GI stromal tumors are a heterogeneous group of mesenchymal tumors of the GI tract [5].They arise from the interstitial cells of Cajal [7]. GISTs are typically found in patients over 40. Around 70% of these tumors are symptomatic [2]. The common symptoms are GI bleeding and gastric discomfort [5]. Bowel obstruction is uncommon. Radiologic appearance varies according to tumor size and location. Tumors usually appear as a well-defined mass originating from GI wall. Endoluminal extension or exophytic growth are not uncommon. On computed tomography, tumors usually have heterogeneous soft tissue density. Cystic degeneration or necrosis are common in large tumors. Calcification is uncommon. GISTs usually show strong enhancement [16]. On magnetic resonance imaging (MRI), GISTs are usually heterogeneous due to cystic degeneration or hemorrhage. Tumors are hypointense on T1W imaging and hyperintense on T2W imaging. Solid component may show restricted diffusion. Peripheral enhancement is typical with central areas of nonenhancement due to necrosis or cystic degeneration [17]. GISTs are characterized by their expression of KIT (CD117), a tyrosine kinase growth factor receptor [15].

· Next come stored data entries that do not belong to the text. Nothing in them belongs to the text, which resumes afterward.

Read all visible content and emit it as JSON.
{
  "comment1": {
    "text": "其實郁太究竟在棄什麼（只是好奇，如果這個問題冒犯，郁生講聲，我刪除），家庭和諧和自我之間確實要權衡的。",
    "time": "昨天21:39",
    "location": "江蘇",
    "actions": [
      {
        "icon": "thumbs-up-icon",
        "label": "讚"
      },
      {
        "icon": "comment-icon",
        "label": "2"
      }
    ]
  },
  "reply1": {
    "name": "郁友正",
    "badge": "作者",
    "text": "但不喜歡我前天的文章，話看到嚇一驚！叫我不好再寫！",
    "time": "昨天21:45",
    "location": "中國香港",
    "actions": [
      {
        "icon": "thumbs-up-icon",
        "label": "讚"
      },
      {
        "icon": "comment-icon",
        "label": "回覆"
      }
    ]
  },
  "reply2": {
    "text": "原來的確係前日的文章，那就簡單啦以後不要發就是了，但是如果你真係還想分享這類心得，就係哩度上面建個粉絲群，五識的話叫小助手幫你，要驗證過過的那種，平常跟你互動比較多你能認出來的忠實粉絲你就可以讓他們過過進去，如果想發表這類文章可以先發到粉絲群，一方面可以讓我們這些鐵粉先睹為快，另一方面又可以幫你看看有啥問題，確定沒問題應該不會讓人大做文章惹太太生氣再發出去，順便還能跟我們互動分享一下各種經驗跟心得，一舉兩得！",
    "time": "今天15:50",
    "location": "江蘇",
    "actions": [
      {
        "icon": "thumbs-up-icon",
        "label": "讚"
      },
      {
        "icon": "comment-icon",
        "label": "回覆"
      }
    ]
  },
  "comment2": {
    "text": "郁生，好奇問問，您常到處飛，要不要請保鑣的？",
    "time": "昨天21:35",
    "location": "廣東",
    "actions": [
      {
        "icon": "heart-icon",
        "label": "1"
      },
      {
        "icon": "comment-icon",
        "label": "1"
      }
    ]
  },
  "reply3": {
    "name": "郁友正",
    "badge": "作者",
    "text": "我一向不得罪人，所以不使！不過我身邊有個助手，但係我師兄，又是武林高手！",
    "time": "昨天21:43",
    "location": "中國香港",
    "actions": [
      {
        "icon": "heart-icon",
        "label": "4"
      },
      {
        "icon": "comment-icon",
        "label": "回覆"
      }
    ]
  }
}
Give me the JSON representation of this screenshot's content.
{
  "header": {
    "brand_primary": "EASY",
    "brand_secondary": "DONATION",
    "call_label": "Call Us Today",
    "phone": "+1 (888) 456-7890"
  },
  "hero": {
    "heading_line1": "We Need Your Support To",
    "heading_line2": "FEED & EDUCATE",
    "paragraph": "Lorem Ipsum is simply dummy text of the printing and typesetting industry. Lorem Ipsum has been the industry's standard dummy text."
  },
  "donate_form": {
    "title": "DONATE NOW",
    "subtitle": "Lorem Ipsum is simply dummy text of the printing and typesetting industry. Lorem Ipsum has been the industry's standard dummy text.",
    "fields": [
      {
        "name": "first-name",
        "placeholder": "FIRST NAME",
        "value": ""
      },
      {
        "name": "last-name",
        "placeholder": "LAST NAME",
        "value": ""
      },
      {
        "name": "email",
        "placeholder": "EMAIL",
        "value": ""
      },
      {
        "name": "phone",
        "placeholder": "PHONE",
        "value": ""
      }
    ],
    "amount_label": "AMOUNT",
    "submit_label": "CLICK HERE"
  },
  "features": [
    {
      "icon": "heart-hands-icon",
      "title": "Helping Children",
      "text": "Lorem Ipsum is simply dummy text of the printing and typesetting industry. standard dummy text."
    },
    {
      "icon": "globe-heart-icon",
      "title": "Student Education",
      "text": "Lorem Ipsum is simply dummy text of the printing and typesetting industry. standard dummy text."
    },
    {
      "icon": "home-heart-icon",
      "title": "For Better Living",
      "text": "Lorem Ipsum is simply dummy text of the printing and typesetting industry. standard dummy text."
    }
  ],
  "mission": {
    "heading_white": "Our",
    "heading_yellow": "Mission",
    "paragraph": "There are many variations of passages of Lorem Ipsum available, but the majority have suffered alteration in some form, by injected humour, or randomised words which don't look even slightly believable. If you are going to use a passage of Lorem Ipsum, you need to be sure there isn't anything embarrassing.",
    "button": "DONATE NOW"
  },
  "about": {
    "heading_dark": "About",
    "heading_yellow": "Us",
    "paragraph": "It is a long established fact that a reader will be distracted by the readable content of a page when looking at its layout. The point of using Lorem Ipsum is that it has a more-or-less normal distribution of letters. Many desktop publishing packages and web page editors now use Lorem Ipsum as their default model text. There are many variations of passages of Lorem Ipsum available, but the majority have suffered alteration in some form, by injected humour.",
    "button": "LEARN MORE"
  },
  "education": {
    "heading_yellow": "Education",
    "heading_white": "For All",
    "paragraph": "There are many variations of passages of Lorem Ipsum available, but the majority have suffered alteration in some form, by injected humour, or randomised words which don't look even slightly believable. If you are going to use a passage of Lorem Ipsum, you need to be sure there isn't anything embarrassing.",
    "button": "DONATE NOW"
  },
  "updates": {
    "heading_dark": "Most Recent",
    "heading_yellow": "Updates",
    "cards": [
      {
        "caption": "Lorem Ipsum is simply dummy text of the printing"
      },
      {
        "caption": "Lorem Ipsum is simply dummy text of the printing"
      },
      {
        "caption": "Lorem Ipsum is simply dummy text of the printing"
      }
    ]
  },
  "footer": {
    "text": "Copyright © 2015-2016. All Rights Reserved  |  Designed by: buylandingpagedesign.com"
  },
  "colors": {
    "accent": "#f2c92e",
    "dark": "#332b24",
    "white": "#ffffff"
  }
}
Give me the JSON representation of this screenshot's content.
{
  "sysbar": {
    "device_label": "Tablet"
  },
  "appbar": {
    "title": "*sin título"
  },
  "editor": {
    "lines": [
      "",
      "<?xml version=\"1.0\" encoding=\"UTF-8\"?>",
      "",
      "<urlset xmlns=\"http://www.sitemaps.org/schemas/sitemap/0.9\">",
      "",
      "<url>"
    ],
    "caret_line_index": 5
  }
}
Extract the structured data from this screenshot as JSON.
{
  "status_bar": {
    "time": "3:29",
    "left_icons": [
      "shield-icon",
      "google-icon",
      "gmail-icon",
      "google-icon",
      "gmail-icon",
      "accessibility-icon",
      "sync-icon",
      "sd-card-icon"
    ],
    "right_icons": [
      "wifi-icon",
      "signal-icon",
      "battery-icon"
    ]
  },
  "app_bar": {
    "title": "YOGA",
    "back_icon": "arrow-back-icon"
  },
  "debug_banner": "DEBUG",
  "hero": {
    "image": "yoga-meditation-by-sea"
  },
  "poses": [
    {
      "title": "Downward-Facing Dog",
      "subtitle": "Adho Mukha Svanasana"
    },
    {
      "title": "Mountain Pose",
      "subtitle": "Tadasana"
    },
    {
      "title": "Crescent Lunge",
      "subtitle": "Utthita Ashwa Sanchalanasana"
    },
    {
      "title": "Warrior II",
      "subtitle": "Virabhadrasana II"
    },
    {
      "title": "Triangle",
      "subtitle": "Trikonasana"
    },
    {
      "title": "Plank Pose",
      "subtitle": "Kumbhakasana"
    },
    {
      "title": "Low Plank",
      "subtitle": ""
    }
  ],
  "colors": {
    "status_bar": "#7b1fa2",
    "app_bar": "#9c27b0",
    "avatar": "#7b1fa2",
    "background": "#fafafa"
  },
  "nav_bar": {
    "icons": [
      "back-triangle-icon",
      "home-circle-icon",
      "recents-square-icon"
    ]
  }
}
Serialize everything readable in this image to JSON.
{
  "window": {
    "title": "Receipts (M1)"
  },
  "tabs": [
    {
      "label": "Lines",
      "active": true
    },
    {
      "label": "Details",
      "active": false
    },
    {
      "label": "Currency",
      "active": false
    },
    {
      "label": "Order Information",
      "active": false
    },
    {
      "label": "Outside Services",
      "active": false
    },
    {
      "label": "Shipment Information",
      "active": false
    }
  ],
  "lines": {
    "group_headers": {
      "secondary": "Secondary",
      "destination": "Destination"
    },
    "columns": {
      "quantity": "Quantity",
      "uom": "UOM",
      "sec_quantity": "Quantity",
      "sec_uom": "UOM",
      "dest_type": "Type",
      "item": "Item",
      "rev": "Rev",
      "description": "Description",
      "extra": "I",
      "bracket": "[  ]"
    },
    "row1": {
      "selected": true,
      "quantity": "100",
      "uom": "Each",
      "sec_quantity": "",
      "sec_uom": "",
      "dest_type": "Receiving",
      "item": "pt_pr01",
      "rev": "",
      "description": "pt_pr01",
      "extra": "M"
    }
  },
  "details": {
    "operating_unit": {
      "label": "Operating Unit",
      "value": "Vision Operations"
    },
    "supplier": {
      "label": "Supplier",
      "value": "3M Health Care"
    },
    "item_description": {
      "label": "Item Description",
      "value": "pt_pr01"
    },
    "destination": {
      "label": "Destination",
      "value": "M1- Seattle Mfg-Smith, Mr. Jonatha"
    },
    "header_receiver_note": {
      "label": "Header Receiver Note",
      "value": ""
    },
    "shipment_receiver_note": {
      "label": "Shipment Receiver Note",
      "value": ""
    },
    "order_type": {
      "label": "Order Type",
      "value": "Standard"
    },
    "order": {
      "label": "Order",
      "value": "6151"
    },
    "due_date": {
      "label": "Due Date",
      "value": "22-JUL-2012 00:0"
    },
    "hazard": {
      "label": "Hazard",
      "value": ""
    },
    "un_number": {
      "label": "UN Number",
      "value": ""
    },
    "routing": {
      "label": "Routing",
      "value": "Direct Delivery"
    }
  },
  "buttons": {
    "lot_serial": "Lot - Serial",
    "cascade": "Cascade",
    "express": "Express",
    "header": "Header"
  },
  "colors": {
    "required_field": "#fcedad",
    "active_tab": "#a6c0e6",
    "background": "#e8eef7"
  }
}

Extragastrointestinal stromal tumors share similar histological and immunophenotypic features as GISTs. However, EGISTs may exhibit a more aggressive clinical course. Metastasis may present at the time of initial diagnosis [7]. Radiologic diagnosis of EGISTs is challenging. Differential diagnosis includes GI lymphoma, carcinoid, and GI carcinoma. Prostatic EGISTs are extremely rare. To our knowledge, only 14 cases have been reported in the English literature [13]. Therefore, our case report should be the 15th case of reported prostatic EGISTs in the literature. For prostatic EGISTs, differential diagnosis should also include prostatic cancer and GIST arising from the rectum and invading the prostate. Patients with prostatic EGISTs usually show normal or mild elevated prostate-specific antigen level [13]. MRI with gadolinium intravenous administration provides excellent soft tissue differentiation, hence useful in accessing pelvic masses. The“claw sign” is useful in determining the origin of the tumor. Furthermore, magnetic resonance spectroscopy may provide an adjunct to conventional MRI in analysis of metabolic changes within tumors. Although citrate can be found in different tissues, prostate gland shows characteristically high citrate concentration [18]. Therefore, an elevated citrate peak in MR spectroscopy is highly suggestive of prostatic origin [19].

In conclusion, although EGISTs originating from prostate are rare, they should be included in the differential diagnosis of prostatic masses.